穿过I的一个,穿过J的一个大于I的,我们只是单独检查每对IJ,而我的I小于J,则这对特定的数组实体AI和AJ是否反转了,如果是,则将其添加到我们的数组中运行计数。
然后,我们在双四循环的末尾返回最终计数。
这是正确的。
就像我们刚刚观察到的那样,唯一的问题是,存在N个[听不清]两个或二次数的潜在求逆,因此该算法几乎将在数组链接中以二次时间运行。
现在,请记住任何优秀算法设计师的口头禅。
我们可以做得更好吗?答案是肯定的。
我们将使用的方法是划分和征服。
划分方式将直接由合并排序驱动,合并排序是在数组的左半部分和右半部分分别递归e。
我们将在这里做同样的事情。
要了解仅使用递归就可以取得多少进展,让我们将数组的倒置分类为三种类型之一。
因此,假设我们有一个数组I,J的求逆,并且记住在求逆中,我的I总是小于J。
我们将其称为左反转。
如果两个数组索引的最大值都大于2,则N是数组长度。
如果它们都严格大于N大于2,我们将其称为右反转。
如果较小的索引最多是N大于2,而较大的索引大于N超过2,则我们将其称为拆分反转。
我们可以用这些术语讨论递归所取得的进展。
当我们对数组的左半部分进行递归时,如果我们正确地实现了我们的算法,那么我们将能够成功地计算出纯粹位于前半部分的所有反转。
这些恰恰是左反转。
同样,在数组的右半部分([听不清]数组的后半部分)进行第二次递归调用将成功计算所有正确的反转。
仍然存在如何计算分裂倒数的问题。
但是,即使递归调用完成了工作,我们也不会感到惊讶。
当然,Merge Short就是这种情况,其中[听不清]神奇地负责对数组的左半部分进行排序,对数组的右半部分进行排序。

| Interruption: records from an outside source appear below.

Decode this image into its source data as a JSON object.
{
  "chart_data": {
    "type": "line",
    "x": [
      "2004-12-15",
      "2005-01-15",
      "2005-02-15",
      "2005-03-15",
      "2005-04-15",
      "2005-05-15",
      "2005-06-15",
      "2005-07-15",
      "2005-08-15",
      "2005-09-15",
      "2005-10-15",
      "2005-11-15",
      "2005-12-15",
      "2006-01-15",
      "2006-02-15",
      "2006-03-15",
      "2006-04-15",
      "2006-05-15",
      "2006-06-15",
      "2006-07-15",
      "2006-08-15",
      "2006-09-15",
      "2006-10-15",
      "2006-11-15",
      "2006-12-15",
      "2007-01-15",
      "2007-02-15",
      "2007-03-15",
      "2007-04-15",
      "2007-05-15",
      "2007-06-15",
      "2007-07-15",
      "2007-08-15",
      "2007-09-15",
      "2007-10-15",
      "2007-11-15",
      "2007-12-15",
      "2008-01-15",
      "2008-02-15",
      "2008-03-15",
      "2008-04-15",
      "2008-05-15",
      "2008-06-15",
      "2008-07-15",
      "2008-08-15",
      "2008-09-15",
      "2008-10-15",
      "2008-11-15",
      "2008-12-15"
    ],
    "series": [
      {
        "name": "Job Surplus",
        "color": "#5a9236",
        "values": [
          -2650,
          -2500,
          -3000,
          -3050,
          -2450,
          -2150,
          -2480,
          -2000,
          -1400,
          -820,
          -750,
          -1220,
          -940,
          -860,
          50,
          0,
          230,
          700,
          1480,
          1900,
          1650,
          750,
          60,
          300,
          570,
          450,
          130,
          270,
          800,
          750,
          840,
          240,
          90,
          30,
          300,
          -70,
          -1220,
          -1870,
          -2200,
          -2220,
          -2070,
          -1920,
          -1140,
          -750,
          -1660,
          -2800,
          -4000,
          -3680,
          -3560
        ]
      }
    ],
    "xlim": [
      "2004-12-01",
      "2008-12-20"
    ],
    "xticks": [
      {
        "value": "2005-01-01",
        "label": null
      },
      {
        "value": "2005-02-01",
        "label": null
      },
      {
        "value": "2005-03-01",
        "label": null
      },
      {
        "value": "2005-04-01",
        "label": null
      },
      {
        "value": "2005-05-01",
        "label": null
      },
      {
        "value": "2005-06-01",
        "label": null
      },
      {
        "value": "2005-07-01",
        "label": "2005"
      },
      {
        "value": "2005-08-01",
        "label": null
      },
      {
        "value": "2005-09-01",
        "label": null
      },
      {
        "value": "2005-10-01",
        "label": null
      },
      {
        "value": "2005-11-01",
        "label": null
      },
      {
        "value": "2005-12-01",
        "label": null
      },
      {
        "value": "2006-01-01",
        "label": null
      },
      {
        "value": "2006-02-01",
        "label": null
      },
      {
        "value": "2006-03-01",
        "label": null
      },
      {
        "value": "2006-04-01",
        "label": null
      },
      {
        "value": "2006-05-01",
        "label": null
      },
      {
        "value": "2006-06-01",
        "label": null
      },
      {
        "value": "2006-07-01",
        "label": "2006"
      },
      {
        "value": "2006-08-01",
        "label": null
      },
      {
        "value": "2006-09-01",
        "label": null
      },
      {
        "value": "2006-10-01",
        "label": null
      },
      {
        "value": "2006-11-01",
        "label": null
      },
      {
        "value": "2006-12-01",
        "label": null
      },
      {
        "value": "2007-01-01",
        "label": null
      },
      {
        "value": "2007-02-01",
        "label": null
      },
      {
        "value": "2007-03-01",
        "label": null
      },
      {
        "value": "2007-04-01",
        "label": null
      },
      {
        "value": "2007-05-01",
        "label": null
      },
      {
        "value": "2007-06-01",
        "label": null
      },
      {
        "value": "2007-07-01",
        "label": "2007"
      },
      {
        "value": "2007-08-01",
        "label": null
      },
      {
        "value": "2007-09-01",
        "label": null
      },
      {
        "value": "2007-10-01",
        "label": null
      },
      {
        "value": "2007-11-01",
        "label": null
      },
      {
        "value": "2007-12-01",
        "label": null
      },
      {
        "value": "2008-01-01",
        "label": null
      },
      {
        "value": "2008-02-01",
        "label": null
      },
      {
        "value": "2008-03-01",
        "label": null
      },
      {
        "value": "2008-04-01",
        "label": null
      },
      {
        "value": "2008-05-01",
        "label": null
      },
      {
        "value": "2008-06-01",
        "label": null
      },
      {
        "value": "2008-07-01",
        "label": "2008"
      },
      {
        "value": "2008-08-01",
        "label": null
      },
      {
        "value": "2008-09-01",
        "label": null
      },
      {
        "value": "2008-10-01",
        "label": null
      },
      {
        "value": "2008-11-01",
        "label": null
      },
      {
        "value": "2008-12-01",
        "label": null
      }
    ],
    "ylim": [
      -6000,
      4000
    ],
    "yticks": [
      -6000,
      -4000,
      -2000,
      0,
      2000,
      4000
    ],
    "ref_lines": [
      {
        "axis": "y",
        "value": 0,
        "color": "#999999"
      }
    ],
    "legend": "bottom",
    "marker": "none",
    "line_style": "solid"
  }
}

但是,在他们返回之后,仍然存在将这两个排序列表合并为一个的问题。
再一次,在递归之后将是清理并计算分割反转的次数。
因此,例如,如果您回到我们之前研究过的六元素数组135246,您会发现实际上所有的反转都是分裂的。
因此,递归调用都将返回零计数。
该示例的所有工作将由count split inversions子例程完成。
因此,让我们在预想不到的情况下,对该算法的未得到充分说明的高级描述进行总结。
有一个基本案例。
为了完整起见,我将其写下来,即如果给我们一个单元素数组,那么肯定没有反转,因此我们可以立即将答案返回零。
对于更大的数组,我们将进行分而治之。
因此,我们将通过递归调用计算左反转。
通过递归调用进行正确的反转。
然后,我们将使用一些当前未实现的子例程来计算拆分的倒数。
由于每个反转都是向左或向右或分裂,并且最多只能是这三个反转之一,因此,完成这三件事之后,我们可以简单地返回它们的总和。
这就是我们对如何计算反转次数的高级攻击。
当然,我们需要指定如何计算分割反转的数量。
而且,我们缺少该子例程来快速运行。
打个比方说,在递归调用之外,我们只做线性工作。
Outs-,在合并子例程中。
在这里,我们只想做线性工作来计算分割反演的次数。
如果我们成功实现了这一目标,并且我们产生了正确的线性限制时间来计算拆分入侵的数量,那么整个递归算法将以大O运行。
N的
登录时间。
整体节奏在O中运行的原因。
N的
登录时间与合并短时间在N中运行的原因完全相同。
登录时间。
有两个递归调用。
每个问题只有一半的大小。
在递归调用之外,我们将进行线性工作。
因此,您可以复制与用于合并short相同的递归树参数。
在这里同样适用。
或者,很快我们将介绍master方法,并且作为一种非常特殊的情况,它将证明该算法(如果我们可以实现的话)将在O中运行。
N的
登录时间。
现在要实现的一件事是,这是一个相当雄心勃勃的目标,它可以计算线性时间中分割反转的数量。
并不是说分裂反转不会太多。
实际上可能有很多。
如果您有一个数组,其中数组的前半部分包含2加上1的数字N,则最多为N。
而数组的第二部分包含一个数字,最多一个大于N的两个数字,该数字具有一个二次数的求逆,所有求逆均被拆分。
因此,我们在这里尝试做的是仅使用线性时间来计算二次数。
真的可以做到吗?是的,可以的,我们将在下一个视频中看到。